Juha Tapio Vuorinen (born 31 March 1967) is a Finnish writer, columnist and radio personality. He is best known for his five-volume book series The Hangover Diaries, particularly the first volume Totally Smashed! (in Finnish Juoppohullun päiväkirja). Since 1983, Vuorinen had been working as a reporter for radio and television, a director, a screenwriter and a producer.

==Career==
===Radio===
At the age of 16, Vuorinen had his first radio show for the show Ocsid. At the beginning of 2013, Vuorinen returned to the Aamulypsy show for Radio Suomipop. He also had the radio columns "Vuorissaarna" ("Vuorinen's Preaching") ja "Annos Andalusiasta" ("A Bit from Andalusia") for the same channel. Vuorinen became a panelist on the show Hyvät ja huonot uutiset on Nelonen in 2017.

===Writing===
====Books====
In spring of 1998, Vuorinen was asked to write a comedy piece for the keskus.net portal. He had just done a radio show about Tarno Manni whose play Mielipuolen päiväkirja ("Diary of a Maniac") gave him the idea for Juoppohullun päiväkirja (lit. "diary of a dipsomaniac"). At first, Vuorinen had a blog, but it was eventually made into a book at the request of his readers.

After the first printer refused to print "this kind of shit", Vuorinen started his own self-publishing at a copy shop in Kerava. In 2002, the publisher Like was interested in the book and released it as a paperback, releasing 36,000 copies until Vuorinen bought back the rights for his own publishing company Diktaattori. By the end of 2013, 200,000 copies of Totally Smashed! had been sold.

Totally Smashed! has been sold in Germany, Austria and Switzerland (as Göttlich versumpft: Aus dem Tagebuch eines Saufkopfs), Norway (as En finsk fyllefants dagbok), Sweden (as Dilledagboken) and Estonia (as Joomahullu päevaraamat). Vuorinen currently has nine of his books published in Estonian. The fourth volume of The Hangover Diaries, Vaippaihottuma (Diaper Rash!), became the most sold book in Estonia when it was released and is Vuorinen's fourth novel to be on Estonia's the top ten list. The book was translated into English in 2017.

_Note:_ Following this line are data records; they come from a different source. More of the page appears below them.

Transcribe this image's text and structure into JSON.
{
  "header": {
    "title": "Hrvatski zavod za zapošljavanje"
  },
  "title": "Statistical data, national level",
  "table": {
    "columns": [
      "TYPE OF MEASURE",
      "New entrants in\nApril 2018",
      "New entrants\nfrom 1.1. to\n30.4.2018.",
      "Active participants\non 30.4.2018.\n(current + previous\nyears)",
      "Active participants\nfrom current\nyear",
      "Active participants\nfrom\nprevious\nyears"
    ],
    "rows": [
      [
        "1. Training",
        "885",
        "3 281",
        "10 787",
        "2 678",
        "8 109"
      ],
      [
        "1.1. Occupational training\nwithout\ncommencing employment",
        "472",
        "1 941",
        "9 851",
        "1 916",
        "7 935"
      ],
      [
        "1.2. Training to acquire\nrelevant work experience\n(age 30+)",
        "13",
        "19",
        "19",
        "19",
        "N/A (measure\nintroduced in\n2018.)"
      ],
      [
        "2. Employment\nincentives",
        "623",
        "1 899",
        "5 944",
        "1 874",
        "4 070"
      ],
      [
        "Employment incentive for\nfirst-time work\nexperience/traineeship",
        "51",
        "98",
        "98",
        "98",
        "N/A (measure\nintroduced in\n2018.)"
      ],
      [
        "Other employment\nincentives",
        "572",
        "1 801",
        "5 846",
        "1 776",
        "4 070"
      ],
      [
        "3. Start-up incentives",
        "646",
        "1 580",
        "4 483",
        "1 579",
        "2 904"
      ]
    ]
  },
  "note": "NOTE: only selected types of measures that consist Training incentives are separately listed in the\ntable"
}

Vuorinen's books have virtually always been at the top of the paperback lists, outselling the 200,000 copy limit for receiving a Kultapokkari ("Golden Paperback") award. Vuorinen sells his books through Diktaattori Oy. In all, he has sold over 2 million books in Finland.

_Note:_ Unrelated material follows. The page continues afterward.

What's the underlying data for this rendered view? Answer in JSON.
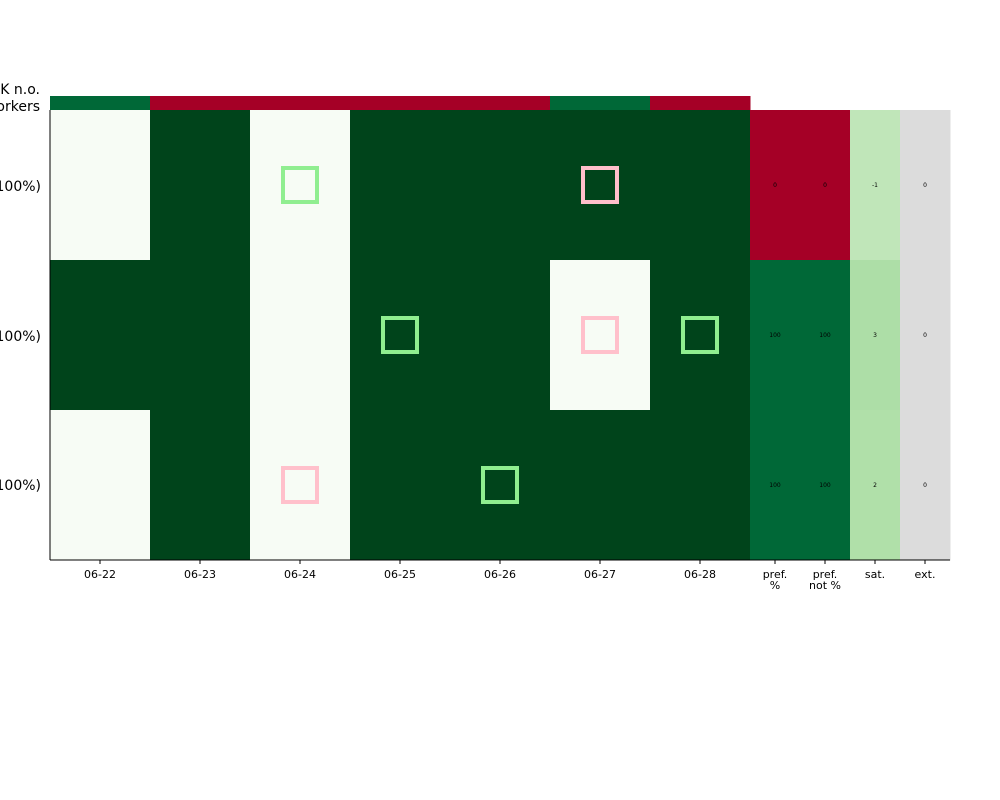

Totally Smashed! was made into a film which premiered on 28 December 2012. It premiered in Estonia in January 2013.

Once a year since 2009 Vuorinen has been releasing a charity paperback, with the proceeds going to, for example, homeless and women's shelters.

====Columns====
In May 2008, Vuorinen began writing columns for Metro Live online. In January 2011, he took his columns to Iltalehti. He began writing columns for Apu in April 2016.

==Personal life==
Vuorinen lives in Spain and Finland with his wife. Vuorinen has four children.